Randall was 90 and still overseeing his famed Patch kennel when he published his book, a collection of his columns from Hounds & Hunting magazine. He wrote plenty about his dogs, but also about the hardscrabble rural Adirondacks and its characters—and his love for his native landscape. Randall was caretaker for a vast garnet-mining property near Indian Lake, below Peaked Mountain, called Beaver Meadows. Here, he bred and ran his Patches; took in porcupines, motherless fawns and a black bear; confronted resident ghosts; met “Indian Jim,” who lived in a cabin along the headwaters of the “Sacandaigua.” Randall was solitary—“People never meant to me what they do to you,” he confessed—but for his devotion to his dogs. “During my life,” he waxed, “these many pets had held a place in my heart no other could fill and I loved them with a passion that I, myself, could never understand—but I knew it was there —and there to stay.”

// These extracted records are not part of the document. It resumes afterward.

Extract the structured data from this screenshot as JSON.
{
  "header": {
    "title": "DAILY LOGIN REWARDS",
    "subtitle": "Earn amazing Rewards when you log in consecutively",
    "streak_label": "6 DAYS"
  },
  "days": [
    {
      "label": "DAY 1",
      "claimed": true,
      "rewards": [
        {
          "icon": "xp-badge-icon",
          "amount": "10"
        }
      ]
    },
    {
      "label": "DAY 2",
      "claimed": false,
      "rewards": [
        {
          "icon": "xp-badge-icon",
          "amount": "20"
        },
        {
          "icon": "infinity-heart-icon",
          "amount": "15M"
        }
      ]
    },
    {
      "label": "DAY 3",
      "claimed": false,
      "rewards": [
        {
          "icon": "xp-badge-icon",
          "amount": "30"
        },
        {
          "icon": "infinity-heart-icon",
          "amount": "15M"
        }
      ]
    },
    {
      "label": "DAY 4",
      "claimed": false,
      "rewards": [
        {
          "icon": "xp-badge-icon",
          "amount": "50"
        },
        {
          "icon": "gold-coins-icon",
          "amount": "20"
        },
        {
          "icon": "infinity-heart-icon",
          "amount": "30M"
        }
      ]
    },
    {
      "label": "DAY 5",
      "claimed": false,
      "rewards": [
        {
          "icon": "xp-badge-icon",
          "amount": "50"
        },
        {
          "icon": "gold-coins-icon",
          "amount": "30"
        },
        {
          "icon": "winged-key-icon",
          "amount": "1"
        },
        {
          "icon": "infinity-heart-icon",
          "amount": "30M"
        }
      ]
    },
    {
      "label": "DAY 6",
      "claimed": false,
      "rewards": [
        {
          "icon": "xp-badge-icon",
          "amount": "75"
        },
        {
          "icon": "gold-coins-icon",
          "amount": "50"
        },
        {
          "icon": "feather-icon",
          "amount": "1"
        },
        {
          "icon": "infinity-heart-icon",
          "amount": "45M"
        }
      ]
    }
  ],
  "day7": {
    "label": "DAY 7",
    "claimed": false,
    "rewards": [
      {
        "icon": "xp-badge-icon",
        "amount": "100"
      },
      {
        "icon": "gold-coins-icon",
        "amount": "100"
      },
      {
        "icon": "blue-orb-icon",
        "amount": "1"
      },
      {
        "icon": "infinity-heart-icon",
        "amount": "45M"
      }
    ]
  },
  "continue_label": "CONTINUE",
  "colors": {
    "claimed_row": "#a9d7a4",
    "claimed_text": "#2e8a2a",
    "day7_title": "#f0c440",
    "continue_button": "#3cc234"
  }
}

In the late-1960s, after moving closer to North Creek, Randall be­friended and hired Michael Ca­pozzi, a legendary beagler in his own right. Randall, who died in 1970, en­trusted the Patches to Capozzi, who has since overseen the bloodline from his base in North River. A handful of years ago Capozzi took on a partner, Chris Hornick, to help continue what’s now the oldest and among the most celebrated American Kennel Club–registered beagle kennels in the country.

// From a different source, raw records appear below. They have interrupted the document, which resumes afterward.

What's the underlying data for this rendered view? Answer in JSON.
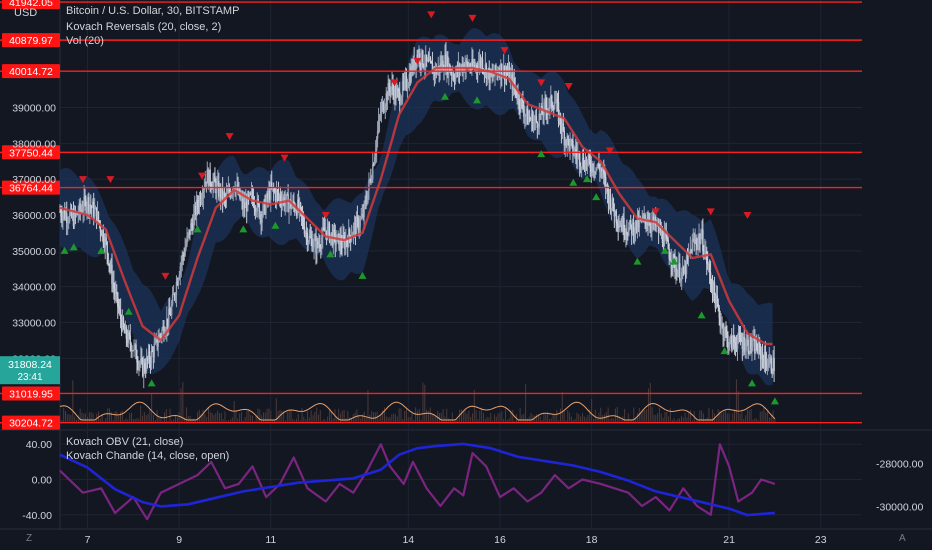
{
  "header": {
    "title": "Bitcoin / U.S. Dollar, 30, BITSTAMP",
    "currency": "USD",
    "overlay_1": "Kovach Reversals (20, close, 2)",
    "overlay_2": "Vol (20)"
  },
  "lower_pane": {
    "indicator_1": "Kovach OBV (21, close)",
    "indicator_2": "Kovach Chande (14, close, open)"
  },
  "footer": {
    "left_label": "Z",
    "right_label": "A"
  },
  "last_price": {
    "value": "31808.24",
    "countdown": "23:41"
  },
  "colors": {
    "background": "#131722",
    "grid": "#1f2433",
    "candle_up": "#9aa3b5",
    "candle_down": "#c9cfdb",
    "band_fill": "#1c3358",
    "ma": "#d23a3a",
    "level": "#ff1e1e",
    "label_bg": "#ff1414",
    "osc": "#7b2580",
    "obv": "#1e25d6",
    "sell": "#d81b22",
    "buy": "#1a9a2a",
    "volume_line": "#e8a06a",
    "last_price_bg": "#26a69a"
  },
  "chart_data": {
    "type": "candlestick",
    "price_axis": {
      "ylim": [
        30000,
        42000
      ],
      "ticks": [
        "39000.00",
        "38000.00",
        "37000.00",
        "36000.00",
        "35000.00",
        "34000.00",
        "33000.00",
        "32000.00"
      ],
      "tick_values": [
        39000,
        38000,
        37000,
        36000,
        35000,
        34000,
        33000,
        32000
      ]
    },
    "x_ticks": [
      "7",
      "9",
      "11",
      "14",
      "16",
      "18",
      "21",
      "23"
    ],
    "x_tick_days": [
      7,
      9,
      11,
      14,
      16,
      18,
      21,
      23
    ],
    "x_range_days": [
      6.4,
      23.9
    ],
    "levels": [
      41942.05,
      40879.97,
      40014.72,
      37750.44,
      36764.44,
      31019.95,
      30204.72
    ],
    "level_labels": [
      "41942.05",
      "40879.97",
      "40014.72",
      "37750.44",
      "36764.44",
      "31019.95",
      "30204.72"
    ],
    "price_path": [
      [
        6.4,
        36100
      ],
      [
        6.7,
        35900
      ],
      [
        7.0,
        36400
      ],
      [
        7.2,
        36000
      ],
      [
        7.4,
        35200
      ],
      [
        7.6,
        33800
      ],
      [
        7.8,
        32700
      ],
      [
        8.0,
        32300
      ],
      [
        8.2,
        31700
      ],
      [
        8.4,
        32100
      ],
      [
        8.6,
        32700
      ],
      [
        8.8,
        33200
      ],
      [
        9.0,
        34500
      ],
      [
        9.2,
        35400
      ],
      [
        9.4,
        36300
      ],
      [
        9.6,
        37100
      ],
      [
        9.8,
        36800
      ],
      [
        10.0,
        36400
      ],
      [
        10.2,
        36900
      ],
      [
        10.4,
        36200
      ],
      [
        10.6,
        36500
      ],
      [
        10.8,
        36000
      ],
      [
        11.0,
        36700
      ],
      [
        11.2,
        36500
      ],
      [
        11.4,
        36300
      ],
      [
        11.6,
        36200
      ],
      [
        11.8,
        35400
      ],
      [
        12.0,
        35100
      ],
      [
        12.2,
        35600
      ],
      [
        12.4,
        35300
      ],
      [
        12.6,
        35200
      ],
      [
        12.8,
        35600
      ],
      [
        13.0,
        35900
      ],
      [
        13.2,
        37200
      ],
      [
        13.4,
        38900
      ],
      [
        13.6,
        39600
      ],
      [
        13.8,
        39300
      ],
      [
        14.0,
        39800
      ],
      [
        14.2,
        40500
      ],
      [
        14.4,
        40200
      ],
      [
        14.6,
        40000
      ],
      [
        14.8,
        40300
      ],
      [
        15.0,
        39900
      ],
      [
        15.2,
        40200
      ],
      [
        15.4,
        40100
      ],
      [
        15.6,
        40300
      ],
      [
        15.8,
        39800
      ],
      [
        16.0,
        40100
      ],
      [
        16.2,
        39900
      ],
      [
        16.4,
        39300
      ],
      [
        16.6,
        38700
      ],
      [
        16.8,
        38600
      ],
      [
        17.0,
        39000
      ],
      [
        17.2,
        39200
      ],
      [
        17.4,
        38200
      ],
      [
        17.6,
        37800
      ],
      [
        17.8,
        37500
      ],
      [
        18.0,
        37400
      ],
      [
        18.2,
        37300
      ],
      [
        18.4,
        36400
      ],
      [
        18.6,
        35800
      ],
      [
        18.8,
        35600
      ],
      [
        19.0,
        35700
      ],
      [
        19.2,
        35900
      ],
      [
        19.4,
        35700
      ],
      [
        19.6,
        35300
      ],
      [
        19.8,
        34600
      ],
      [
        20.0,
        34300
      ],
      [
        20.2,
        35200
      ],
      [
        20.4,
        35400
      ],
      [
        20.6,
        34200
      ],
      [
        20.8,
        33100
      ],
      [
        21.0,
        32400
      ],
      [
        21.2,
        32500
      ],
      [
        21.4,
        32400
      ],
      [
        21.6,
        32300
      ],
      [
        21.8,
        31900
      ],
      [
        22.0,
        31800
      ]
    ],
    "ma_path": [
      [
        6.4,
        36200
      ],
      [
        7.0,
        36000
      ],
      [
        7.4,
        35600
      ],
      [
        7.8,
        34200
      ],
      [
        8.2,
        32900
      ],
      [
        8.6,
        32500
      ],
      [
        9.0,
        33200
      ],
      [
        9.4,
        34800
      ],
      [
        9.8,
        36200
      ],
      [
        10.2,
        36700
      ],
      [
        10.6,
        36400
      ],
      [
        11.0,
        36300
      ],
      [
        11.4,
        36400
      ],
      [
        11.8,
        35900
      ],
      [
        12.2,
        35400
      ],
      [
        12.6,
        35300
      ],
      [
        13.0,
        35500
      ],
      [
        13.4,
        37000
      ],
      [
        13.8,
        38800
      ],
      [
        14.2,
        39700
      ],
      [
        14.6,
        40100
      ],
      [
        15.0,
        40100
      ],
      [
        15.4,
        40100
      ],
      [
        15.8,
        40000
      ],
      [
        16.2,
        39800
      ],
      [
        16.6,
        39100
      ],
      [
        17.0,
        38900
      ],
      [
        17.4,
        38700
      ],
      [
        17.8,
        37900
      ],
      [
        18.2,
        37500
      ],
      [
        18.6,
        36600
      ],
      [
        19.0,
        35900
      ],
      [
        19.4,
        35800
      ],
      [
        19.8,
        35300
      ],
      [
        20.2,
        34800
      ],
      [
        20.6,
        34900
      ],
      [
        21.0,
        33600
      ],
      [
        21.4,
        32700
      ],
      [
        21.8,
        32400
      ],
      [
        22.0,
        32400
      ]
    ],
    "sell_markers": [
      [
        6.9,
        37000
      ],
      [
        7.5,
        37000
      ],
      [
        8.7,
        34300
      ],
      [
        9.5,
        37100
      ],
      [
        10.1,
        38200
      ],
      [
        11.3,
        37600
      ],
      [
        12.2,
        36000
      ],
      [
        13.7,
        39700
      ],
      [
        14.2,
        40300
      ],
      [
        14.5,
        41600
      ],
      [
        15.4,
        41500
      ],
      [
        16.1,
        40600
      ],
      [
        16.9,
        39700
      ],
      [
        17.5,
        39600
      ],
      [
        18.4,
        37800
      ],
      [
        19.4,
        36100
      ],
      [
        20.6,
        36100
      ],
      [
        21.4,
        36000
      ]
    ],
    "buy_markers": [
      [
        6.5,
        35000
      ],
      [
        6.7,
        35100
      ],
      [
        7.3,
        35000
      ],
      [
        7.9,
        33300
      ],
      [
        8.4,
        31300
      ],
      [
        9.4,
        35600
      ],
      [
        10.4,
        35600
      ],
      [
        11.1,
        35700
      ],
      [
        12.3,
        34900
      ],
      [
        13.0,
        34300
      ],
      [
        14.8,
        39300
      ],
      [
        15.5,
        39200
      ],
      [
        16.9,
        37700
      ],
      [
        17.6,
        36900
      ],
      [
        17.9,
        37000
      ],
      [
        18.1,
        36500
      ],
      [
        19.0,
        34700
      ],
      [
        19.6,
        35000
      ],
      [
        19.8,
        34700
      ],
      [
        20.4,
        33200
      ],
      [
        20.9,
        32200
      ],
      [
        21.5,
        31300
      ],
      [
        22.0,
        30800
      ]
    ],
    "oscillator": {
      "ylim": [
        -55,
        55
      ],
      "ticks": [
        "40.00",
        "0.00",
        "-40.00"
      ],
      "tick_values": [
        40,
        0,
        -40
      ],
      "secondary_ticks": [
        "-28000.00",
        "-30000.00"
      ],
      "secondary_values": [
        -28000,
        -30000
      ],
      "secondary_ylim": [
        -31000,
        -26500
      ],
      "chande_path": [
        [
          6.4,
          10
        ],
        [
          6.9,
          -15
        ],
        [
          7.3,
          -10
        ],
        [
          7.6,
          -38
        ],
        [
          8.0,
          -20
        ],
        [
          8.3,
          -45
        ],
        [
          8.6,
          -15
        ],
        [
          9.0,
          -5
        ],
        [
          9.4,
          5
        ],
        [
          9.7,
          20
        ],
        [
          10.0,
          -10
        ],
        [
          10.3,
          -5
        ],
        [
          10.6,
          15
        ],
        [
          10.9,
          -20
        ],
        [
          11.2,
          -5
        ],
        [
          11.5,
          25
        ],
        [
          11.8,
          -10
        ],
        [
          12.2,
          -25
        ],
        [
          12.5,
          -5
        ],
        [
          12.8,
          -15
        ],
        [
          13.1,
          10
        ],
        [
          13.4,
          40
        ],
        [
          13.6,
          15
        ],
        [
          13.9,
          -5
        ],
        [
          14.1,
          20
        ],
        [
          14.4,
          -10
        ],
        [
          14.7,
          -30
        ],
        [
          15.0,
          -10
        ],
        [
          15.2,
          -18
        ],
        [
          15.4,
          30
        ],
        [
          15.7,
          15
        ],
        [
          16.0,
          -20
        ],
        [
          16.3,
          -10
        ],
        [
          16.6,
          -25
        ],
        [
          16.9,
          -15
        ],
        [
          17.2,
          5
        ],
        [
          17.5,
          -10
        ],
        [
          17.8,
          0
        ],
        [
          18.2,
          -5
        ],
        [
          18.5,
          -10
        ],
        [
          18.8,
          -15
        ],
        [
          19.1,
          -30
        ],
        [
          19.4,
          -20
        ],
        [
          19.7,
          -35
        ],
        [
          20.0,
          -10
        ],
        [
          20.3,
          -30
        ],
        [
          20.6,
          -40
        ],
        [
          20.8,
          40
        ],
        [
          21.0,
          15
        ],
        [
          21.2,
          -25
        ],
        [
          21.5,
          -15
        ],
        [
          21.7,
          0
        ],
        [
          22.0,
          -5
        ]
      ],
      "obv_path": [
        [
          6.4,
          -27600
        ],
        [
          7.0,
          -28200
        ],
        [
          7.6,
          -29200
        ],
        [
          8.2,
          -29800
        ],
        [
          8.6,
          -30000
        ],
        [
          9.2,
          -29900
        ],
        [
          9.8,
          -29600
        ],
        [
          10.4,
          -29300
        ],
        [
          11.0,
          -29100
        ],
        [
          11.6,
          -28900
        ],
        [
          12.2,
          -28800
        ],
        [
          12.8,
          -28700
        ],
        [
          13.4,
          -28300
        ],
        [
          13.8,
          -27600
        ],
        [
          14.2,
          -27300
        ],
        [
          14.6,
          -27200
        ],
        [
          15.2,
          -27100
        ],
        [
          15.8,
          -27300
        ],
        [
          16.4,
          -27700
        ],
        [
          17.0,
          -27900
        ],
        [
          17.6,
          -28100
        ],
        [
          18.2,
          -28400
        ],
        [
          18.8,
          -28800
        ],
        [
          19.4,
          -29300
        ],
        [
          20.0,
          -29600
        ],
        [
          20.6,
          -29900
        ],
        [
          21.0,
          -30100
        ],
        [
          21.4,
          -30400
        ],
        [
          22.0,
          -30300
        ]
      ]
    }
  }
}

In a brochure, Randall described the Patches as “a family of strong, rugged hounds bred for the express purpose of running rabbits. The Patches are strong in bone and muscle, nice type and long low-set ears; handsome to look at; they have the nose and brains and inbred wallop to give you an all day’s hunt—and repeat it the next.”

Nothing’s changed, says Hornick. The dogs, which range up to 15 inches at the shoulder, are still “pure beagle. They’re athletic, sturdy, strong, smart. They’re built for the Adirondacks—they’re bred for that country. The standard has not deviated since Willet’s time.”

Hunting abilities aside, these beagles have “the warmth and trustworthiness of a faithful companion,” Hornick adds. “Other than my wife and kids, they’re my life.” And breeding Patches “is a passion, not a business. Mike and I do it to keep the line going, to produce quality hounds, to keep alive what Willet left behind.”